Cops and their friends have long been permitted to operate outside certain laws as long as they didn’t overdo it. We’re just now getting a glimpse into the huge ticket-fixing industry in New York that defense lawyers already are defending as ‘normal professional courtesies’. That means, if you have the right friends, of course you should be excused from law-breaking. Fahgettaboutit. The scandal only broke open because cops went too far and caused some DUI citations to disappear, upon which the drunken cop-friendly drivers promptly went out and did it again.

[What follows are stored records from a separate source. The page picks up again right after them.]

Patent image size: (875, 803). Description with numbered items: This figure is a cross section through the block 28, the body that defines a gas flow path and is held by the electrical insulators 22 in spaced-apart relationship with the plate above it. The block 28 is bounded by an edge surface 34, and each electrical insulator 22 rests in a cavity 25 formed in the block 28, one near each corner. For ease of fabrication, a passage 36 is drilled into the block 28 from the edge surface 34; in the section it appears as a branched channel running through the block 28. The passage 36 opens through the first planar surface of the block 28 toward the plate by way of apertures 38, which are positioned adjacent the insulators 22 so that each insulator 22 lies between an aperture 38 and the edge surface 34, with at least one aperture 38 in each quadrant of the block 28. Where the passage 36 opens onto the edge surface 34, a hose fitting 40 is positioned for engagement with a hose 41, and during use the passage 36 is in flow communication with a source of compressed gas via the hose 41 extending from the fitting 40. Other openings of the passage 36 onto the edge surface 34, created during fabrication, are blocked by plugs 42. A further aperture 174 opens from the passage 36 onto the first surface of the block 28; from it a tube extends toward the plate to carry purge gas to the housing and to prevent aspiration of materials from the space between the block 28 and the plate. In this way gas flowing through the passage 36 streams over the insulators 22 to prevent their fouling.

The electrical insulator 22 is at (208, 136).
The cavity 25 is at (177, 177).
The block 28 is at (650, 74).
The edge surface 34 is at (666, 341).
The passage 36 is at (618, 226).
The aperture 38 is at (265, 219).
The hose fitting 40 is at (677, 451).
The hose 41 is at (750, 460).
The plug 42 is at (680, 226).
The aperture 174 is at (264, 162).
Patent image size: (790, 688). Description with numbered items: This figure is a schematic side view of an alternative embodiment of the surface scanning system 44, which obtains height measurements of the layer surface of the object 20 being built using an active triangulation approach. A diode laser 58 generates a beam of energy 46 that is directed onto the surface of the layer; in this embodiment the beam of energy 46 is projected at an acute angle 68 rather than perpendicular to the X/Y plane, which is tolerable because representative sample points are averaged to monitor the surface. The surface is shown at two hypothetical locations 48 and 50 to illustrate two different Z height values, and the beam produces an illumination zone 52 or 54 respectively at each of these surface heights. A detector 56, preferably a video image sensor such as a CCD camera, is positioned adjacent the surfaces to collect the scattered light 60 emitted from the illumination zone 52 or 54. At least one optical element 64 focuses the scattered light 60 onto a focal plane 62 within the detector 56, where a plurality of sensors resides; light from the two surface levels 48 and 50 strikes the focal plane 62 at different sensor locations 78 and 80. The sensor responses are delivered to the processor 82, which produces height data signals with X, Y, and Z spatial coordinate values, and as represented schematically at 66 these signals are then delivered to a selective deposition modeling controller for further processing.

Non-white people, however, usually do not have such friends and therefore are subject to the short end of the security stick. They are the ones who will not be surprised or particularly concerned if the U.S. becomes an overt police state because things won’t feel all that different to them.

On the other hand, for those used to more privilege, seeing that guys in uniform can do pretty much anything to you is going to be increasingly startling. The accuser in the rape case (not named in news accounts) was a fashion executive of some sort—if you can snuggle in bed uninvited with someone like that and get off, why worry?

[cartoon: Truthdig]

2 comments:

S2 said...

Did you see the videos of the police body-slamming dancers who were quietly doing their thing at the Jefferson Memorial to protest a new law outlawing dancing there? WTF??? Who cares? Certainly not TJ!

Gary said...

You try to make a point that the police officers in this case were declared "not guilty", and that this was a very different thing from them being declared "innocent". Are you unaware that no jury will ever declare someone innocent? "Innocent" is the default state, as in "innocent until proven guilty", remember?